In closing the musing, the author’s empirical analysis shows that the cognitive profiles of LLMs are highly sensitive to (i) model architecture, (ii) parameter scale, and (iii) the intrinsic predictability of the input text. The markedly different decay trajectories traced by Llama 3.3, DeepSeek-R1, and Qwen 2.5 reveal distinct strategies for leveraging contextual information. The author also demonstrates the utility of this method as a powerful diagnostic tool for identifying anomalous predictive behavior. The phenomenon of “entropy collapse,” observed with the Llama 3.3 model on the Alice corpus, serves as a key finding. While not definitive proof, such an anomaly provides strong, quantitative evidence that is highly consistent with the hypothesis of memorization due to pre-training data contamination. This offers a principled framework for a more fundamental understanding of the reasoning patterns in an AI.

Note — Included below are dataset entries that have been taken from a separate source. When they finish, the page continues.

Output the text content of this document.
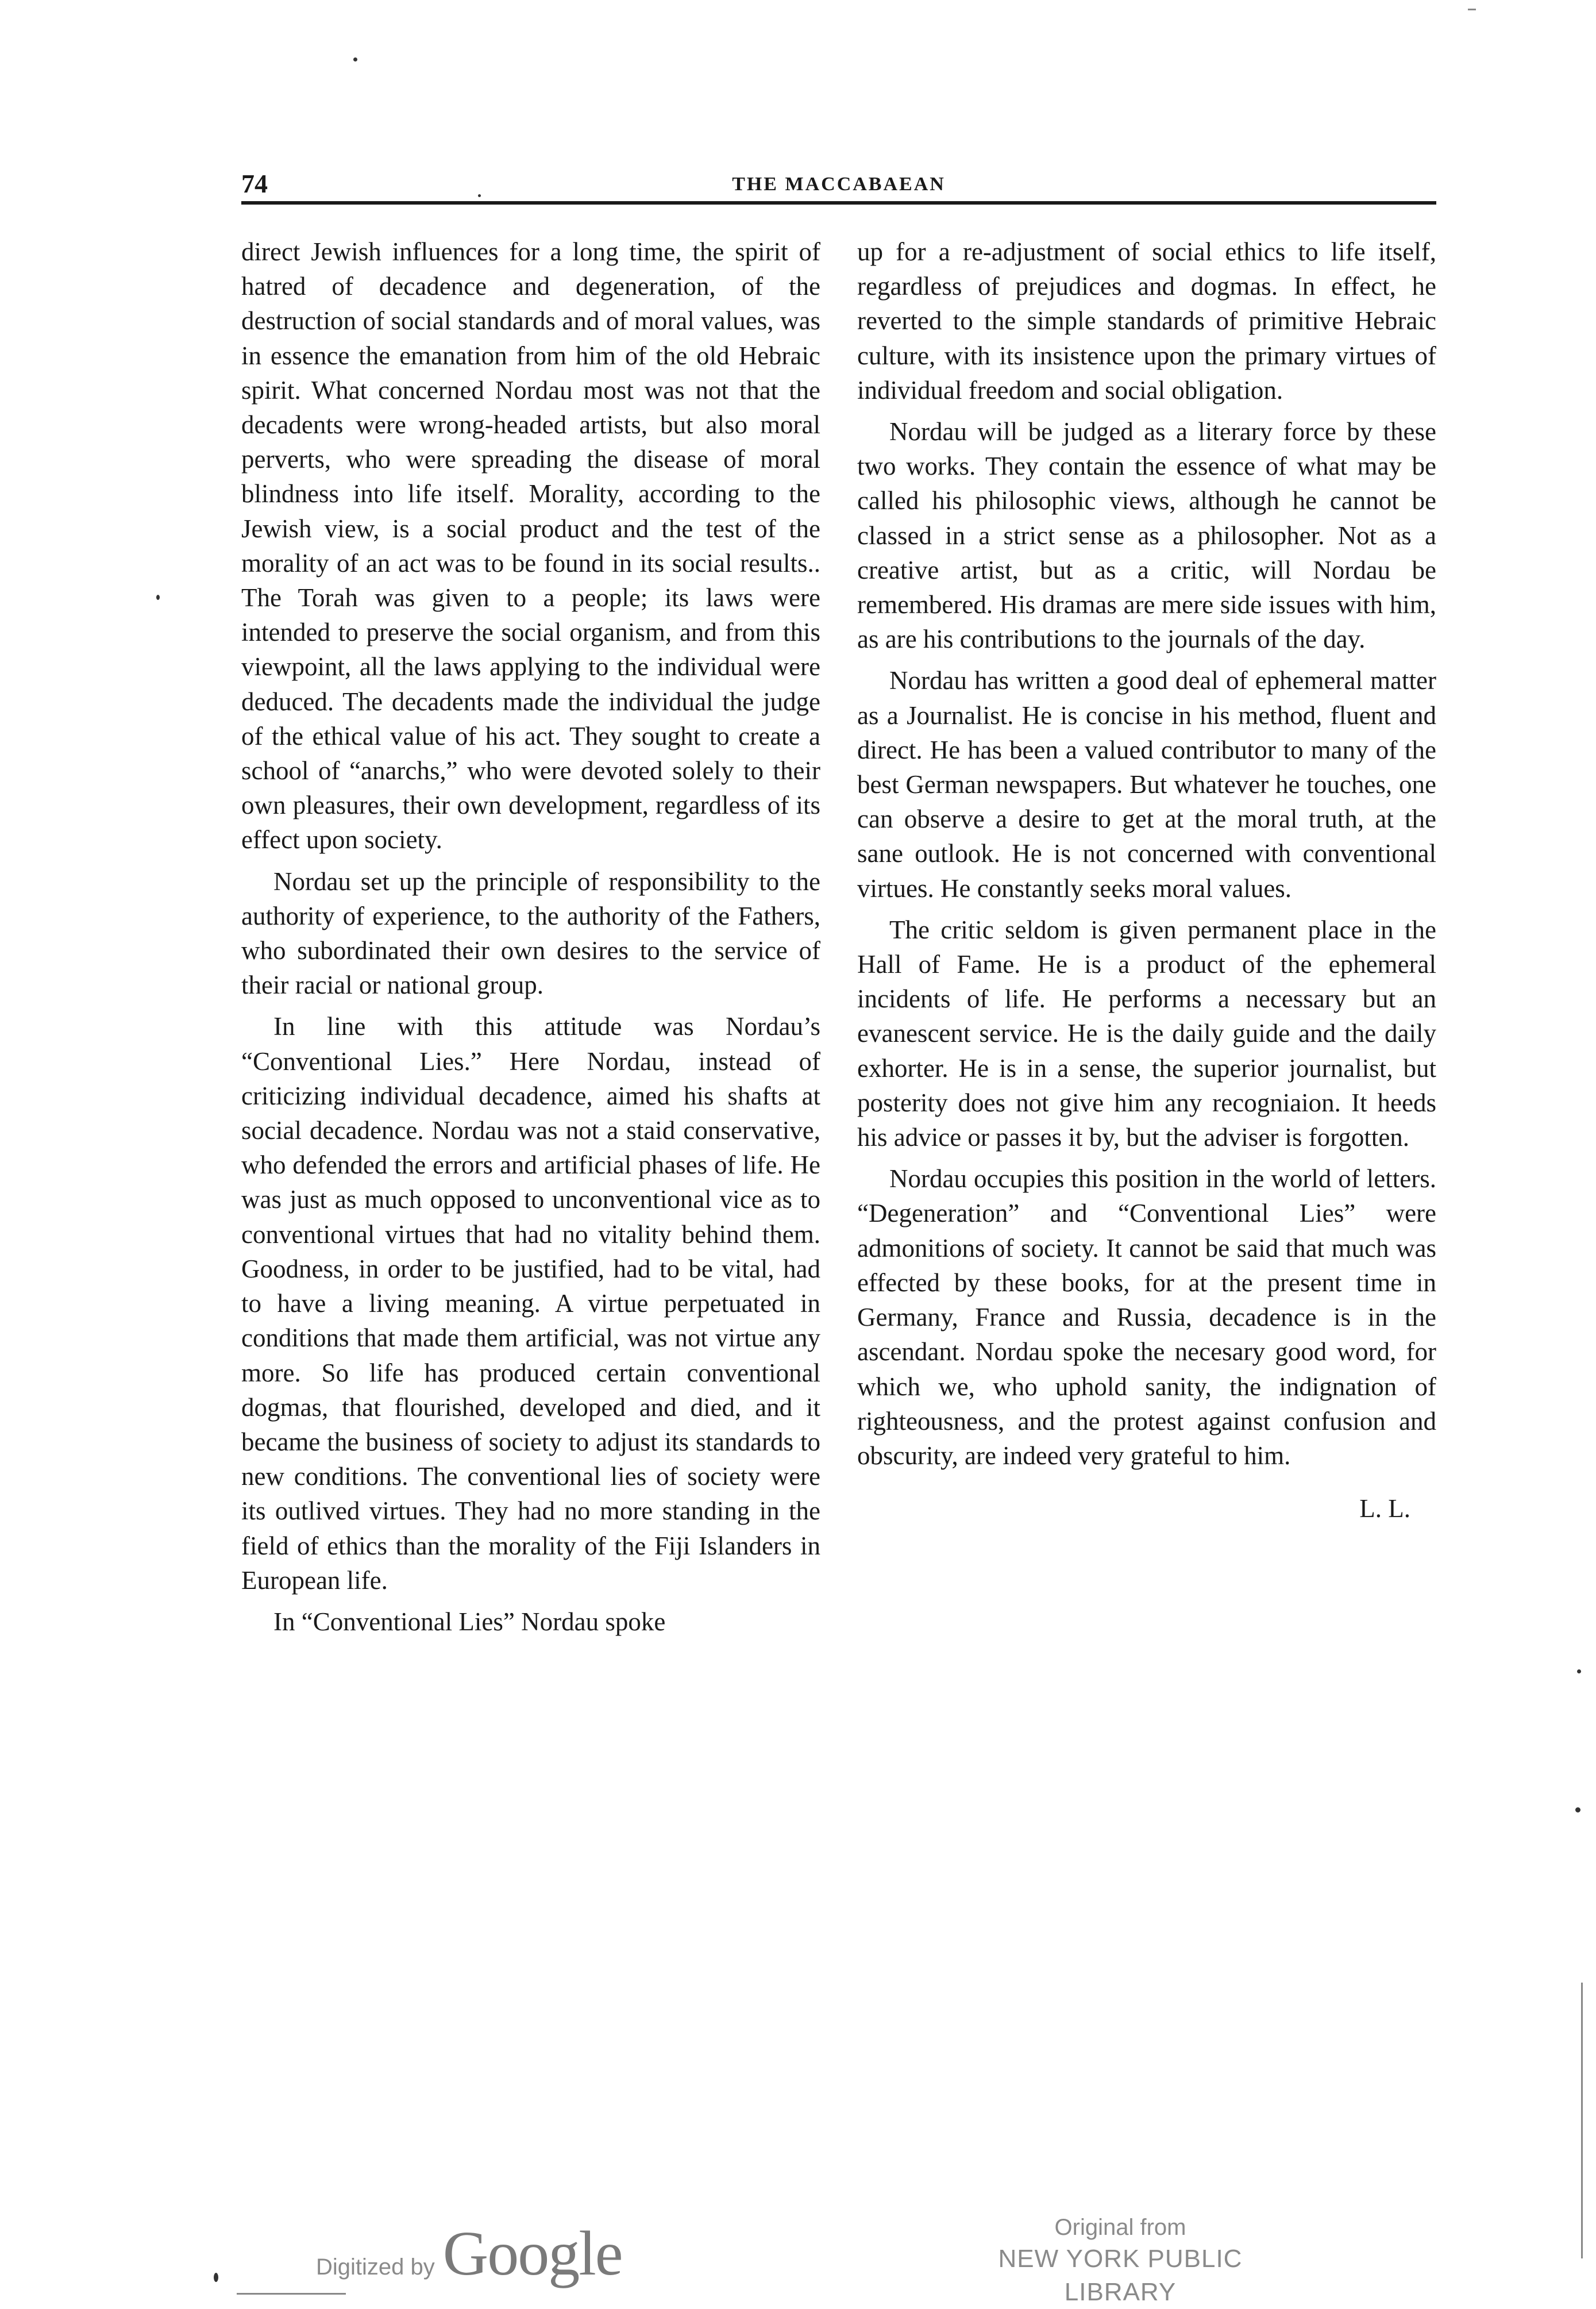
74	THE MACCABAEAN

direct Jewish influences for a long time, the spirit of hatred of decadence and degeneration, of the destruction of social standards and of moral values, was in essence the emanation from him of the old Hebraic spirit. What concerned Nordau most was not that the decadents were wrong-headed artists, but also moral perverts, who were spreading the disease of moral blindness into life itself. Morality, according to the Jewish view, is a social product and the test of the morality of an act was to be found in its social results.. The Torah was given to a people; its laws were intended to preserve the social organism, and from this viewpoint, all the laws applying to the individual were deduced. The decadents made the individual the judge of the ethical value of his act. They sought to create a school of “anarchs,” who were devoted solely to their own pleasures, their own development, regardless of its effect upon society.

Nordau set up the principle of responsibility to the authority of experience, to the authority of the Fathers, who subordinated their own desires to the service of their racial or national group.

In line with this attitude was Nordau’s “Conventional Lies.” Here Nordau, instead of criticizing individual decadence, aimed his shafts at social decadence. Nordau was not a staid conservative, who defended the errors and artificial phases of life. He was just as much opposed to unconventional vice as to conventional virtues that had no vitality behind them. Goodness, in order to be justified, had to be vital, had to have a living meaning. A virtue perpetuated in conditions that made them artificial, was not virtue any more. So life has produced certain conventional dogmas, that flourished, developed and died, and it became the business of society to adjust its standards to new conditions. The conventional lies of society were its outlived virtues. They had no more standing in the field of ethics than the morality of the Fiji Islanders in European life.

In “Conventional Lies” Nordau spoke

up for a re-adjustment of social ethics to life itself, regardless of prejudices and dogmas. In effect, he reverted to the simple standards of primitive Hebraic culture, with its insistence upon the primary virtues of individual freedom and social obligation.

Nordau will be judged as a literary force by these two works. They contain the essence of what may be called his philosophic views, although he cannot be classed in a strict sense as a philosopher. Not as a creative artist, but as a critic, will Nordau be remembered. His dramas are mere side issues with him, as are his contributions to the journals of the day.

Nordau has written a good deal of ephemeral matter as a Journalist. He is concise in his method, fluent and direct. He has been a valued contributor to many of the best German newspapers. But whatever he touches, one can observe a desire to get at the moral truth, at the sane outlook. He is not concerned with conventional virtues. He constantly seeks moral values.

The critic seldom is given permanent place in the Hall of Fame. He is a product of the ephemeral incidents of life. He performs a necessary but an evanescent service. He is the daily guide and the daily exhorter. He is in a sense, the superior journalist, but posterity does not give him any recogniaion. It heeds his advice or passes it by, but the adviser is forgotten.

Nordau occupies this position in the world of letters. “Degeneration” and “Conventional Lies” were admonitions of society. It cannot be said that much was effected by these books, for at the present time in Germany, France and Russia, decadence is in the ascendant. Nordau spoke the necesary good word, for which we, who uphold sanity, the indignation of righteousness, and the protest against confusion and obscurity, are indeed very grateful to him.

L. L.

Digitized by Google	Original from
NEW YORK PUBLIC LIBRARY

My own thoughts are that the paper contains lots of really interesting and tantalizing ideas. The empirical results are preliminary, leaving the door open for a stronger paper that uses more models, more data, and explores some of the ideas that the author presents in greater detail. If any researchers are reading this, and looking for a good idea to pounce on for that next NeurIPS paper, this paper may have something for you.